Onam is probably the only festival in Kerala which is celebrated cutting across caste, creed or religion. Historically it has been named the ‘harvest festival’ of the state.
The Onam week starts Saturday with the first Onam followed by the Thiru Onam, the next day, and the third Onam on Monday and fourth Onam on Tuesday being the key days of the 10-day festival.
The making and the eating of the Onam sadya (noon meal) on a plantain leaf is perhaps one event that is now keenly awaited.
A few things have changed and an important one is the style of eating. Gone are the days when people ate squatting on the floor. Then, unlike in yesteryears, the making of the sadya is now more hotel-centred.
The mouth-watering lunch includes chips, pappad, various vegetables, a large number of pickles both sweet and sour, the traditional aviyal, sambar, dal served along with a small quantity of ghee, rasam, two different types of buttermilk, a chutney powder prepared from grated coconut and a series of payasams eaten either straight or mixed with a ripe small plantain.
“Even though it’s a 26 dish-meal, very few make each and every one. In my parent’s time, I remember the preparations for Onam would begin at least a month before. Does this happen now? No.

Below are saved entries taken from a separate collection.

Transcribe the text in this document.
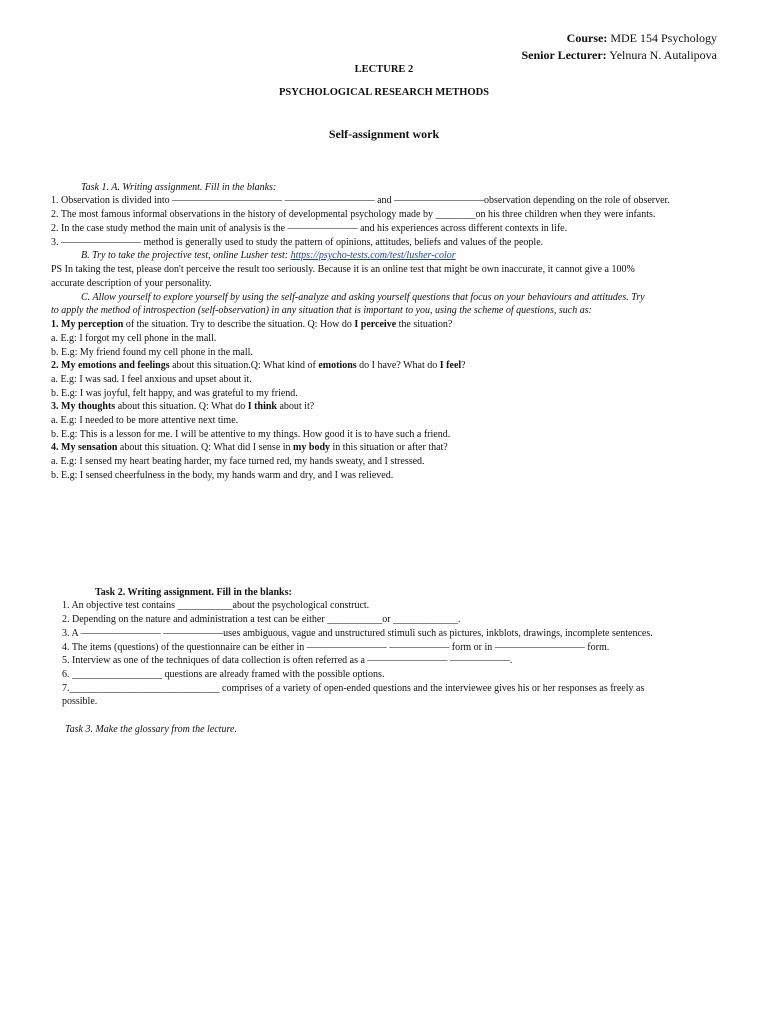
Course: MDE 154 Psychology
Senior Lecturer: Yelnura N. Autalipova
LECTURE 2
PSYCHOLOGICAL RESEARCH METHODS
Self-assignment work
Task 1. A. Writing assignment. Fill in the blanks:
1. Observation is divided into ——————————— ————————— and —————————observation depending on the role of observer.
2. The most famous informal observations in the history of developmental psychology made by ________on his three children when they were infants.
2. In the case study method the main unit of analysis is the ——————— and his experiences across different contexts in life.
3. ———————— method is generally used to study the pattern of opinions, attitudes, beliefs and values of the people.
B. Try to take the projective test, online Lusher test: https://psycho-tests.com/test/lusher-color
PS In taking the test, please don't perceive the result too seriously. Because it is an online test that might be own inaccurate, it cannot give a 100%
accurate description of your personality.
C. Allow yourself to explore yourself by using the self-analyze and asking yourself questions that focus on your behaviours and attitudes. Try
to apply the method of introspection (self-observation) in any situation that is important to you, using the scheme of questions, such as:
1. My perception of the situation. Try to describe the situation. Q: How do I perceive the situation?
a. E.g: I forgot my cell phone in the mall.
b. E.g: My friend found my cell phone in the mall.
2. My emotions and feelings about this situation.Q: What kind of emotions do I have? What do I feel?
a. E.g: I was sad. I feel anxious and upset about it.
b. E.g: I was joyful, felt happy, and was grateful to my friend.
3. My thoughts about this situation. Q: What do I think about it?
a. E.g: I needed to be more attentive next time.
b. E.g: This is a lesson for me. I will be attentive to my things. How good it is to have such a friend.
4. My sensation about this situation. Q: What did I sense in my body in this situation or after that?
a. E.g: I sensed my heart beating harder, my face turned red, my hands sweaty, and I stressed.
b. E.g: I sensed cheerfulness in the body, my hands warm and dry, and I was relieved.
Task 2. Writing assignment. Fill in the blanks:
1. An objective test contains ___________about the psychological construct.
2. Depending on the nature and administration a test can be either ___________or _____________.
3. A ———————— ——————uses ambiguous, vague and unstructured stimuli such as pictures, inkblots, drawings, incomplete sentences.
4. The items (questions) of the questionnaire can be either in ———————— —————— form or in ————————— form.
5. Interview as one of the techniques of data collection is often referred as a ———————— ——————.
6. __________________ questions are already framed with the possible options.
7.______________________________ comprises of a variety of open-ended questions and the interviewee gives his or her responses as freely as
possible.
Task 3. Make the glossary from the lecture.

But I find these days, in spite of the busy modern world, the excitement is greater compared to the past because these days, the number of preparatory days is just one or two and hence there is a lot of excitement,” 75-year-old Kottayam resident Bhanumathy Amma told IANS.

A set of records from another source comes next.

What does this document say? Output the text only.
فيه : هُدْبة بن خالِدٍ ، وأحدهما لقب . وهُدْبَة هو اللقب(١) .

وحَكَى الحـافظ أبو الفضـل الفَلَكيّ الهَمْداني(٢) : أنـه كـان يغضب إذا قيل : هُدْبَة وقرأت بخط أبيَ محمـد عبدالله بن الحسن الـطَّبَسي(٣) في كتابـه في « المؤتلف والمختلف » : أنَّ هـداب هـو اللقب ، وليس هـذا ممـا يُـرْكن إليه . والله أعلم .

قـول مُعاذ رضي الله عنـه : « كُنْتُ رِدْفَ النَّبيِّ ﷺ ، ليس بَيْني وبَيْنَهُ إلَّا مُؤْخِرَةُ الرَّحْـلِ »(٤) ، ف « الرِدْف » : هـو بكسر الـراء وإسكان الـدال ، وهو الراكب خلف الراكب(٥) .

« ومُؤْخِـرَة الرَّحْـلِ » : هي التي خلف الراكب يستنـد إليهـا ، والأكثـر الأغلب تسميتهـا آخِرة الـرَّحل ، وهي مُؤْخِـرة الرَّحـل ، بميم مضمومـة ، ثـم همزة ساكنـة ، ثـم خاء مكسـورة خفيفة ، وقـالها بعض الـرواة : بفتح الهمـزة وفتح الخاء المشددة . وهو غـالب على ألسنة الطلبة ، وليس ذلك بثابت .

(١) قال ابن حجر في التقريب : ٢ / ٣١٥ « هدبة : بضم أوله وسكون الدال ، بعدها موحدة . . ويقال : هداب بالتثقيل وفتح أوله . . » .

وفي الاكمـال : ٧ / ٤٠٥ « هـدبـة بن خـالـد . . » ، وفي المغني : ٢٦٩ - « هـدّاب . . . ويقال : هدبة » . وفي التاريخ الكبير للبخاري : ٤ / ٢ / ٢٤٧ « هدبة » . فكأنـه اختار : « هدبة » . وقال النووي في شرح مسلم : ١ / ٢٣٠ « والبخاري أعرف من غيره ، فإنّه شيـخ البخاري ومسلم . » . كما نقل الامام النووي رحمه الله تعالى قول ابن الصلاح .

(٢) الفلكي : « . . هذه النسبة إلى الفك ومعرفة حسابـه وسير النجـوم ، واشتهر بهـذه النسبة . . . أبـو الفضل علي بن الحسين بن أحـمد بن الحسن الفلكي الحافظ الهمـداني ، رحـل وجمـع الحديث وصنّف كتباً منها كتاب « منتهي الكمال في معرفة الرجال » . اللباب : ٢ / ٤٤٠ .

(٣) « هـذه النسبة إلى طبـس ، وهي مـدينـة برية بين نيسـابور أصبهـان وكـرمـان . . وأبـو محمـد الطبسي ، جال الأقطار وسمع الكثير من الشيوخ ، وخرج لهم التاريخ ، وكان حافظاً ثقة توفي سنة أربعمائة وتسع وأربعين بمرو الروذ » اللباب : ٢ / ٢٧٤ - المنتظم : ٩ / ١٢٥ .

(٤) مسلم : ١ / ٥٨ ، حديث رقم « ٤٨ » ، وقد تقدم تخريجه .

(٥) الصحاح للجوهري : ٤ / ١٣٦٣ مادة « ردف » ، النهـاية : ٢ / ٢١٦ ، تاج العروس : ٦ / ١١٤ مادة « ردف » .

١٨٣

Caterers do roaring business during the festival.
“We have a facility for making around 600 Onam sadyas and we are fully booked for the first four days. Last year, we made 500 sadyas and kept them packed for our clients. Barring vegetables, all the items are ready. We will begin the cooking from Thursday after a small family prayer,” said Sukumaran Nair, who runs a small catering unit in the capital city.
Meanwhile, hotels have also started advertising to taking orders for Onam sadya. People can book their tables in advance, otherwise the sadya would be delivered at their homes. The price ranges from Rs.150 upwards.
Executive chef at the luxury Hycinth by Sparsa Hotel in the capital, Max M. Colbey, said that they have already started serving the sadya to IT companies who are holding the Onam celebrations in advance to enable their staff take holidays during the festival.
“We can seat 90 people at a time and have already received around 150 bookings for the lunch,” Colbey told IANS.